С Игорем Ганшин дружил ещё с Сокольников, с первого дня, как Поливанова привезли в общую палату. Кто захочет с новичком стоять? И Игоря поставили между рядами. Все смотрели на широкоскулого белолицего мальчишку и ждали, чем он себя покажет? Он молчал. Стали играть в серсо. В Москве до войны была такая игра – бросали друг другу кольца и ловили их на деревянные рапиры, кто сколько нанижет. Новичок попробовал и осрамился: кольца одно за другим сыпались у него на пол и он беспомощно взмахивал рапирой, пытаясь поддеть лёгкий красный обруч. «Медведь», «жирюга», «неуклюжий» – мгновенно стала складываться и опасно затвердевать репутация новенького. «Со мной не ставьте», «Не хочу с неуклюжим», – слышалось с разных сторон. Тогда-то Ганшин с превосходством сторожила – он лежал уже почти год – сказал сестре: «Ставьте жирного ко мне». И не ошибся. Игорь знал наизусть много стихов и присказок, успел повидать такое, чего не видал Севка, был на сельскохозяйственной выставке, летал на парашюте с вышки в Парке культуры, и характер имел покладистый, лёгкий. Они подружились. И в эшелоне ехали рядом, и в Белокозихе попросились вместе, в одну палату…
«Да, нехорошо с Игорем вышло, – раздумывал Ганшин. – Он растяпа, конечно. И Костя здорово ему отомстил. „Я научу тебя вести себя“. И не подумать, что запомнил!» У Ганшина так не выходит – помедлил сдачи дать, а после уж и зла нет.

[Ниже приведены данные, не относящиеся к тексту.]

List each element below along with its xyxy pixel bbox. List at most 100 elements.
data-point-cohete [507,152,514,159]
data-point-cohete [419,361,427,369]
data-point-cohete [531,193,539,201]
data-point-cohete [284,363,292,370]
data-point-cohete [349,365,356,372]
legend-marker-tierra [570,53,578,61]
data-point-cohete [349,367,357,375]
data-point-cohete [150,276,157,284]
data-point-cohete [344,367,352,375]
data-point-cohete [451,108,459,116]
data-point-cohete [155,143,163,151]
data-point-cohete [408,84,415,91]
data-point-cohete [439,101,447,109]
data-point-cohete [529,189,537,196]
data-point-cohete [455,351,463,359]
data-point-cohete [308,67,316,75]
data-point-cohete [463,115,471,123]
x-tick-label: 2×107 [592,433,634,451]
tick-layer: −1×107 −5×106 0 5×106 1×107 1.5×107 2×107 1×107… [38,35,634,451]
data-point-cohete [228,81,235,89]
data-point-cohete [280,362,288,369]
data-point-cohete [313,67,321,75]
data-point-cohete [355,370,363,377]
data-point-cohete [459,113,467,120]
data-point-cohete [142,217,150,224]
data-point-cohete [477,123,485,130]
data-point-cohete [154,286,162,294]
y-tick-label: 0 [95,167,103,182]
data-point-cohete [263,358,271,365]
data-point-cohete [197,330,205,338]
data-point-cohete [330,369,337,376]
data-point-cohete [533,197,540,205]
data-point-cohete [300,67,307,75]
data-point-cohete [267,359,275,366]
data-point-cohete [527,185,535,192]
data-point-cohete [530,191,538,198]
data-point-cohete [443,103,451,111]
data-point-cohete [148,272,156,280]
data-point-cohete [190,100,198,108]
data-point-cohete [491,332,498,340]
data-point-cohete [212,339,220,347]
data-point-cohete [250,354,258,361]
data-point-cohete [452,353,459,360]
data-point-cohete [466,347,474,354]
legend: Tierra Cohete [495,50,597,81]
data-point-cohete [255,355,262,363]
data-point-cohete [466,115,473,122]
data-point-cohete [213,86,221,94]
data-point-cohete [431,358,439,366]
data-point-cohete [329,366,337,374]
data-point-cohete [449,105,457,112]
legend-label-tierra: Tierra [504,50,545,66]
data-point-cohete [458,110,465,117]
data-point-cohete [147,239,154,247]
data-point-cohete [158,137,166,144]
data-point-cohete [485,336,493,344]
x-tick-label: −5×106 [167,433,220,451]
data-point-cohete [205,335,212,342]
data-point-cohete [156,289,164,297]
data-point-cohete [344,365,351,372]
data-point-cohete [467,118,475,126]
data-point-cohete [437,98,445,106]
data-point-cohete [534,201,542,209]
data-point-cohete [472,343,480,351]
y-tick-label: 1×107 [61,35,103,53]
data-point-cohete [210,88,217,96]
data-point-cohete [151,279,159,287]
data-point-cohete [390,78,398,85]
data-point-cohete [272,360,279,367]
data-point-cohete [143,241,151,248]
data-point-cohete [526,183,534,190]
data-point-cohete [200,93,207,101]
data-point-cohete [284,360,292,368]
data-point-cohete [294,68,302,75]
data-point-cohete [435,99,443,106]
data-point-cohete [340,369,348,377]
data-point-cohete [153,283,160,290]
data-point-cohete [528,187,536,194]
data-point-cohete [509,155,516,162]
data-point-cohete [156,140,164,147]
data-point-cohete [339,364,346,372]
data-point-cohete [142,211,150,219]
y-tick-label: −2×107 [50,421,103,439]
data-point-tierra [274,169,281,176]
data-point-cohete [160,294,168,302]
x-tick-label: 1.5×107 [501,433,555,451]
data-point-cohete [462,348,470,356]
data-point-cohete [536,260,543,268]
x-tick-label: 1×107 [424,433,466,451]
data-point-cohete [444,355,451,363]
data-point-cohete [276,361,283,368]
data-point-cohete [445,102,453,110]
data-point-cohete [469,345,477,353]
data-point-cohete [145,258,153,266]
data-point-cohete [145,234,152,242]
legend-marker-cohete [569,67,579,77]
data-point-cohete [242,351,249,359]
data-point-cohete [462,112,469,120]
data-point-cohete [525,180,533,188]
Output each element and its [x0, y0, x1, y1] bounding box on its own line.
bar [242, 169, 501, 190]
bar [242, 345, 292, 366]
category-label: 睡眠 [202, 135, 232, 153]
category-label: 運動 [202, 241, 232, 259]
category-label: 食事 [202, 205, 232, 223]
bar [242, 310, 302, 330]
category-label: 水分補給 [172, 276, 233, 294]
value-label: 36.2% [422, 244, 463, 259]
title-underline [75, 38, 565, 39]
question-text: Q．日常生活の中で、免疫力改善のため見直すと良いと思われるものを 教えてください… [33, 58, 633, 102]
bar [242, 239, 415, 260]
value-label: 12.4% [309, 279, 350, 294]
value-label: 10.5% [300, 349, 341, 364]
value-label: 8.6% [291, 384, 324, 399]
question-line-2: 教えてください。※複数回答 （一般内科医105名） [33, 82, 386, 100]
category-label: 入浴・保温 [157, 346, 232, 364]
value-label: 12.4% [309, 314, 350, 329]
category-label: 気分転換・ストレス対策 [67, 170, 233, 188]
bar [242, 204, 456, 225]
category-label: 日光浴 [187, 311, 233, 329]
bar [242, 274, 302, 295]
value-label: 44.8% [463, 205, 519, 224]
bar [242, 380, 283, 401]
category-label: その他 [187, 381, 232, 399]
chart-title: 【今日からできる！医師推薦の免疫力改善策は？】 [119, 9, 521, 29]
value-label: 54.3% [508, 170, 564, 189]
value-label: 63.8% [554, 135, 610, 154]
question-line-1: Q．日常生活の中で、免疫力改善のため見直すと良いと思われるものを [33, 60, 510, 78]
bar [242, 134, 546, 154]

Игорь долго потом стоял один, закрывшись старым журналом «Вокруг света» – то ли перечитывал каждую строчку по десять раз, то ли так держал, и никто с ним не разговаривал. Как-то само собой вышло, что не разговаривал и Ганшин, хотя никому этого не обещал. Но вот дурашливый Жаба, забывшись, спросил что-то у Игоря, и Костя его таким взглядом смерил…
А душу Ганшина целиком захватил Костя. Ему хотелось улыбаться, как Костя, и так же морщить лоб. И он ловил себя на том, что он уже тянет слова и чуть заикается на концах фраз; он пытался освоить его магнетический, упорный взгляд и заучивал наизусть мушкетёрские фразы: «Вы звали меня, и я поспешил явиться…», «Мы будем иметь честь атаковать вас». Но в устах Ганшина они не имели, увы, и сотой доли того холодного обольстительного блеска, каким дышали эти слова с растяжечкой у Кости.
Да, это вам не ленивый Гришка, не шалый Жаба и даже не Поливанов – мямля, маменькин сынок, хоть и старый товарищ. Костя прав, что его проучил, всё же Игорь зазнался. Как он тогда некстати с «Тимуром» полез! Только неприятно, что так долго длится вся эта история; хорошо бы он скорее помирился с ребятами.
Костя простил Поливанова сам через неделю. Попросту, как ни в чём не бывало сказал вдруг: «Эй ты, квашеный нос, чего один там стоишь? Просись в наш ряд».
Накануне Игорю прислали из Москвы маленькую бандероль – открытки с портретами героев Отечественной войны, и они стали ходить из рук в руки по палате. Одну Игорь тут же проспорил Ганшину, ещё несколько променял Косте. «Кто не меняется – тот жила, а ты молодец», – сказал Костя, засовывая открытки в свой мешок. Теперь Поливанов стоял между Ганшиным и Жабой, и эти новые места утвердились в палате надолго…
«Да если вспомнить, неплохо жили и с коптилкой», – думал Ганшин. А свет над его постелью сиял настоящий, электрический, от какого давно отвыкли. Совсем как в Сокольниках.
Костя вынул из-под одеяла растрёпанный «Таинственный остров», Поливанов стал перебирать марки, разложив их на постели… «Не написать ли домой?» – подумал Ганшин.
Из мешка, висящего на спинке кровати, где хранится полотенце, он достал карандаш, четвертушку бумаги, подложил книгу, поставил её на груди и старательно вывел: «Дорогая мама! Как ты живешь? Я живу хорошо». Первые три фразы в каждом письме одинаковые, и о них не надо думать. А дальше что? «Директор подарил нашей палате лампочку…» Что-то не совсем гладко. К тому же первая строчка ровная, мелкая, вторая крупнее и вниз поехала, а дальше – совсем грязь. Ладно, письмо и до завтра подождёт. Ведь скоро ужин, потом придут гасить свет. Свет! И радость тёплой волной захлестнула Ганшина, из головы прошла по всему телу, по неподвижным ногам и растаяла где-то в кончиках пальцев. Как бы веселее провести оставшийся вечер?